Ten years ago Americans were worried about burning up the world's oil and gas and depriving our children and grandchildren of these premium fuels. Now there are gluts of both, and resource conservation can't buy a headline. Today the hot concern is global: changes in the atmosphere during the next century, the greenhouse effect, acid rain and the deterioration of ozone above the polar icecap.
What are we offered for creative solutions? William Reilly, the new administrator of the Environmental Protection Agency, proposes as "bold actions" some tired Carter-era policies:
--Manufacture cars that average 40 miles per gallon. The easily engineered efficiency improvements have been wrung out of cars already. You can't just keep improving at the same high rate; the only way to reach an average 40 miles per gallon is a law to make all cars small.

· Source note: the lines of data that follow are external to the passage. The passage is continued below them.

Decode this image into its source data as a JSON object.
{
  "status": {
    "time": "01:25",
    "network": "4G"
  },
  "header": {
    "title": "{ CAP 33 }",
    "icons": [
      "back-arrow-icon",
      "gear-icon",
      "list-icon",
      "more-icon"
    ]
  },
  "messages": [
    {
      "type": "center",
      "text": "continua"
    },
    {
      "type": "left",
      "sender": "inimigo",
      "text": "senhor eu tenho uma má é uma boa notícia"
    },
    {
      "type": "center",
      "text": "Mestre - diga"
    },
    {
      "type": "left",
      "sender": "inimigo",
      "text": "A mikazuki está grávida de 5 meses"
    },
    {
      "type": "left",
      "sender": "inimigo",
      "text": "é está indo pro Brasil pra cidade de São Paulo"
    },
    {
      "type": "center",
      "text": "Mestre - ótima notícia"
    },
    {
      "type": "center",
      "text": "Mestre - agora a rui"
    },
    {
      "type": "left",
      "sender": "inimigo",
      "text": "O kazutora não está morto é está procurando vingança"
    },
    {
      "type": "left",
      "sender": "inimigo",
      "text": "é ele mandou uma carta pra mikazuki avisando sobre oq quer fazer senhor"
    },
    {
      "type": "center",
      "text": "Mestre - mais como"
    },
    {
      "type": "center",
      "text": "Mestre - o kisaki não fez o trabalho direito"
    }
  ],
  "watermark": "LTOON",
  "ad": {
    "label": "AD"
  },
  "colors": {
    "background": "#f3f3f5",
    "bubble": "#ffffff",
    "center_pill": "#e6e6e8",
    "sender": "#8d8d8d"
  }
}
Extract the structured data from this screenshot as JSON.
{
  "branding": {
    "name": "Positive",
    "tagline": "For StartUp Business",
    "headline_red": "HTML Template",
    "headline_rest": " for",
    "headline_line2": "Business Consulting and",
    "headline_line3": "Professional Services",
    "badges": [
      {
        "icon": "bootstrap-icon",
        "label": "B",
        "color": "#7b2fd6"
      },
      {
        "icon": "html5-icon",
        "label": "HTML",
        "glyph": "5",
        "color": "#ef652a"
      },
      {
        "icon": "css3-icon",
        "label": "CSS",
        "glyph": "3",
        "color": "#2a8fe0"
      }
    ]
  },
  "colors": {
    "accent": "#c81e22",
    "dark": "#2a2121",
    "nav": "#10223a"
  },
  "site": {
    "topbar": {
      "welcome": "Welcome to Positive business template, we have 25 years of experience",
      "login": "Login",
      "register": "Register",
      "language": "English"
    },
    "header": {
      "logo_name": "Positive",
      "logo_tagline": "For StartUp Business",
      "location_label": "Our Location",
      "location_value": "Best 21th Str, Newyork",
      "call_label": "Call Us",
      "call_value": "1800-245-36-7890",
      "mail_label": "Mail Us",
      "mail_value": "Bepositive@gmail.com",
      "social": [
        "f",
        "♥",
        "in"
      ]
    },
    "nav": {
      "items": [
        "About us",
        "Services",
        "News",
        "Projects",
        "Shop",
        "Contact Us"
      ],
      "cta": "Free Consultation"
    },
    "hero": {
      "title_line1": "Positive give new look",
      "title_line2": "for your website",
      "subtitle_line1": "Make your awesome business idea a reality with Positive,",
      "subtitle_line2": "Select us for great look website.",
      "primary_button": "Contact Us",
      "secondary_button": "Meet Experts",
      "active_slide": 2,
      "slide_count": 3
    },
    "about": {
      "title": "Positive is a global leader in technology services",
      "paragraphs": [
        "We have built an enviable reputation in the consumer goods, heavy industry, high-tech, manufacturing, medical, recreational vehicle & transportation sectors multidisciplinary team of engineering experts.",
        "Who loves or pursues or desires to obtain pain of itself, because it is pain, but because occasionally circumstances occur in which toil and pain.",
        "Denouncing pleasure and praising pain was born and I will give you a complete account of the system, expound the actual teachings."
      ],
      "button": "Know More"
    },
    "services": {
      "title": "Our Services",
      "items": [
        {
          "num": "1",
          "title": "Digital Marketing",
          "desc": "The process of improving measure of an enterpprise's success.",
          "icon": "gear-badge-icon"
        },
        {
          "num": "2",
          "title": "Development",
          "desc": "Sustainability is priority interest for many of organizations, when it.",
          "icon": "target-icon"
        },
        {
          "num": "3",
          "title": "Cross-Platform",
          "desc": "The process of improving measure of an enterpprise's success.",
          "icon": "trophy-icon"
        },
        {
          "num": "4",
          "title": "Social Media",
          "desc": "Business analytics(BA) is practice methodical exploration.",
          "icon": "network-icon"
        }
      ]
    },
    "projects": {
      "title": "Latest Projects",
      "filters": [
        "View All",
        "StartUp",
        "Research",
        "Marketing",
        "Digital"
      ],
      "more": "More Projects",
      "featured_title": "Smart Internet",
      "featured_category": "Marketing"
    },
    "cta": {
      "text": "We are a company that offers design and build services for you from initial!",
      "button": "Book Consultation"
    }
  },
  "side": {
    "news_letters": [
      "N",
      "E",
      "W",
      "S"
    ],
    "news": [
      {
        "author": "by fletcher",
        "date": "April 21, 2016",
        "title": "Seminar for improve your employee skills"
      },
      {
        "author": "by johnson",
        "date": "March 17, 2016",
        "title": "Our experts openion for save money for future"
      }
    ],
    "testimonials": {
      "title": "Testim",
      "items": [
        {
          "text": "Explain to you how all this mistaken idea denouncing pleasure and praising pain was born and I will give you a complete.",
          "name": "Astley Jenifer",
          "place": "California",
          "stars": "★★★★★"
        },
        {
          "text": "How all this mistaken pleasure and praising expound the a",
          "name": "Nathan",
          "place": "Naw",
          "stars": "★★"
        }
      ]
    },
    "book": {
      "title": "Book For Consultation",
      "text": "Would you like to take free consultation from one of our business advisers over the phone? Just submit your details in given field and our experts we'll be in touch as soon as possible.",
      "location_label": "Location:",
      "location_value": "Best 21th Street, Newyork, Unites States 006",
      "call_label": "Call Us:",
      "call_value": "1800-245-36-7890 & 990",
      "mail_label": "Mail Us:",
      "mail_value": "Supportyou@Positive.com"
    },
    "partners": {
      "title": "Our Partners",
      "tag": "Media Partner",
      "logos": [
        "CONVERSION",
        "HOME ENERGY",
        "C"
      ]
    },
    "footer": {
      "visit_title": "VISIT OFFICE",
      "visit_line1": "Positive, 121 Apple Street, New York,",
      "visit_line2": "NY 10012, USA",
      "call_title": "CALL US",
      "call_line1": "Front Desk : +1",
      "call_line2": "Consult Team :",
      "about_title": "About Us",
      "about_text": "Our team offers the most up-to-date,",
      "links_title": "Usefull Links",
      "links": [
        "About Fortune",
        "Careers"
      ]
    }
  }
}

--Increase the worldwide use of catalytic converters. Now that we have them, the EPA wants to force them on all other industrial countries.
--Cut heating fuel use in homes by 50%. Maybe, if the winters get warmer than the summers.
--Impose fees on coal, oil and gas. This is called an economic incentive to shift away from fossil fuels. Instead, we are supposed to burn wood and other "vegetation," which still makes carbon dioxide, a major contributor to the greenhouse effect. In the meantime, we are told to accelerate research on solar energy.
As any utility engineer knows, solar and nuclear energy are natural partners, never competitors. All solar energy comes during the day when the sun shines and when electricity loads are the highest. Nuclear plants are supposed to run at full power day and night. Utility companies use gas, oil or hydroelectric power to meet peak demands that usually occur during the day. Solar power could reduce the amount of gas, oil and hydroelectric power that utilities consume. So solar and nuclear don't compete, they are natural partners. But solar energy has its limitations: The cost is high and lots of dedicated land is required to "collect" the solar energy.
The weakest argument against nuclear power is that it cannot take care of all our needs. Conservation cannot do that, either. We'll need both. Unfortunately, the fastest-growing source for electricity production during the next decade will not be solar power or energy conservation; it will be natural gas, and the price of gas will be going up, not down.
So why does the EPA fail to consider nuclear power as a possible solution? The global warming and other environmental problems are long term and new nuclear plants built in the next century could make a significant difference. If we are really concerned about the environment, our political leaders will have to stand tall on issues that bring out hysterical rhetoric.
The National Resources Defense Council, the group that orchestrated the recent apple scare, used the same tactics against nuclear power. Crying danger about pesticide or radiation does scare people. "We wanted people to know what's out there," they say. But they don't tell people how tiny the amounts are, or how small the calculated risks are compared to the risks of losing the nutritional value of the apples. And they never mention the risks to society if we cannot supply the electricity people depend on. We have "lifeline rates" (for example, for seniors and the poor) for electricity because it is now considered a right of all citizens.)
The latest Associated Press poll on nuclear energy found that 55% supported its use and 34% were opposed. Of the dozen voter initiatives to shut down nuclear plants, all were defeated.
Maybe those poll results will let politicians go public with what most in Congress privately admit: We are going to have to make some changes. Shopworn "solutions" won't cut it. Opposing nuclear power is not the political nicety it used to be. When Sen. Timothy E. Wirth (D-Colo.) announces hearings that include how to bring back nuclear power, we know that times are changing.